Десятый и одиннадцатый эксперименты провалились, однако не по моей вине. Зато к двенадцатому установка, кажется, была перемонтирована заново. К тому же, мне готовился какой-то новый сюрприз. Снова мне пришлось ждать в кабинетике Шрамова, наблюдая за осенним бульваром и трамваем, разворачивающимся на углу, только на этот раз профессор не давал мне соскучиться.
— Представьте себе, какие возможности открывают наши опыты! «В чужую шкуру не влезешь»! — говорит народ. Как бы не так. Влезешь! Именно что влезешь! Влюбленный может влезть в шкуру любимой, враг — в шкуру врага, которого надо только — обманом или силой — завлечь на наше кресло. Наконец, и это самое интересное, самое нужное — врач может влезть в шкуру пациента. Представьте себе, что пациент — ребенок или человек, находящийся без сознания.
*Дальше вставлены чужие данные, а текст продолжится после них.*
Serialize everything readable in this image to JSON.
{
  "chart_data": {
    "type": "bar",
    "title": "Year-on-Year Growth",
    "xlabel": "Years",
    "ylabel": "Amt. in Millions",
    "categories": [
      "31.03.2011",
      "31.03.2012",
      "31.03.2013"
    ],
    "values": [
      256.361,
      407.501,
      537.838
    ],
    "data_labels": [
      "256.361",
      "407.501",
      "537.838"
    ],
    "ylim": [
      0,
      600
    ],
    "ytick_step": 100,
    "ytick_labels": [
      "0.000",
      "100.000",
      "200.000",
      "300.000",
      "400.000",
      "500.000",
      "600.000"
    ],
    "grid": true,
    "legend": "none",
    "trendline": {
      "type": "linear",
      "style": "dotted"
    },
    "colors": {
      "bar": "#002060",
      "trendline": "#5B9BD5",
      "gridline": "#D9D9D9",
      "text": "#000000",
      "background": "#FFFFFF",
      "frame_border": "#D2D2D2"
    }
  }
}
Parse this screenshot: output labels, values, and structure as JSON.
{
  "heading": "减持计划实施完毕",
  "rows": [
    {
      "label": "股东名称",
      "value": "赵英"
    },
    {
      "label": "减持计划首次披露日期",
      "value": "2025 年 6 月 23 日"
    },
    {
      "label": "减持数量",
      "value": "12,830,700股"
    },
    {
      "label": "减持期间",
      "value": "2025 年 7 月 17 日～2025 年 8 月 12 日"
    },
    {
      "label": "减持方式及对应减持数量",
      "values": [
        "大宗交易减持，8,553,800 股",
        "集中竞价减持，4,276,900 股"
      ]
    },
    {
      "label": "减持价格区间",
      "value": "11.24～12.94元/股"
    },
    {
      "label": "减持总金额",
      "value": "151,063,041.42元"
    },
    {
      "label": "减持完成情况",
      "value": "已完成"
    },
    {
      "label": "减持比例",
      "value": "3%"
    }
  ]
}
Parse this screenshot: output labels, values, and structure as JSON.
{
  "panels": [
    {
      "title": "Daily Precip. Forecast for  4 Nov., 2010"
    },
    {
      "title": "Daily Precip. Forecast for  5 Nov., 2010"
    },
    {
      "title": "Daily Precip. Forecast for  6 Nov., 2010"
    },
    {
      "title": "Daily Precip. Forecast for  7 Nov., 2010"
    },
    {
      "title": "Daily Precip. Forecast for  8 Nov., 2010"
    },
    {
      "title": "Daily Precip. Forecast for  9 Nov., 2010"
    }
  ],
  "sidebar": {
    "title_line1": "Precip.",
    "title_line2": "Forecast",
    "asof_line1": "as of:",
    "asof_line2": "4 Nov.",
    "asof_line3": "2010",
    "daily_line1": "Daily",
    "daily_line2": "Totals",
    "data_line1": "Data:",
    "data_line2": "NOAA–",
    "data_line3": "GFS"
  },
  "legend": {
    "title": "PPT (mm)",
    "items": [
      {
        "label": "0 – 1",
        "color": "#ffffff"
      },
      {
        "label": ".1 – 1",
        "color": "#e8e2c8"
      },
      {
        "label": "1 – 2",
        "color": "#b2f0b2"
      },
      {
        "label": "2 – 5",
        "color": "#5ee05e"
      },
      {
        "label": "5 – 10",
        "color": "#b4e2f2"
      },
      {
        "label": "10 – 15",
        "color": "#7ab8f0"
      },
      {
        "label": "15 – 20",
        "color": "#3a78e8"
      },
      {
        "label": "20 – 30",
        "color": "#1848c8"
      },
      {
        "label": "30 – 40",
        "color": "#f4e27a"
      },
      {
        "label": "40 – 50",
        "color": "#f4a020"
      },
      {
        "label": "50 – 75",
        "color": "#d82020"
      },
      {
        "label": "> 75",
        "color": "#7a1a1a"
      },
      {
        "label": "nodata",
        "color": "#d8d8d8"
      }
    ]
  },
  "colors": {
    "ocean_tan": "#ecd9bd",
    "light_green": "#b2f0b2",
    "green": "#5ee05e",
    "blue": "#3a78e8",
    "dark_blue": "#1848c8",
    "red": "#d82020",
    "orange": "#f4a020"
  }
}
Или даже, допустим, психически неполноценный… А? Поистине широчайшие горизонты диагностики.
Тут что-то кольнуло меня. Я и раньше все время чувствовал, что в деле, которым занимаюсь, есть какие-то не удовлетворяющие меня ноты. Последние слова профессора будто отдернули завесу перед главным.
Двенадцатый эксперимент был самым удачным. Я не знал, что стеклянный прямоугольник оранжереи за это время был перестроен, удлинен в три раза, и что теперь источник света заставит бабочку кинуться не к стеклянной стенке, а вдоль нее, на всю возможную протяженность. Опыт кончился обмороком. Меня привели в себя с помощью нашатыря. Мысли мои немножко смешались, но главное свое ощущение, по неосторожности, я выдал первой же фразой.
— Как это замечательно! — сказал я.
Я видел, как оба мои руководителя переглянулись.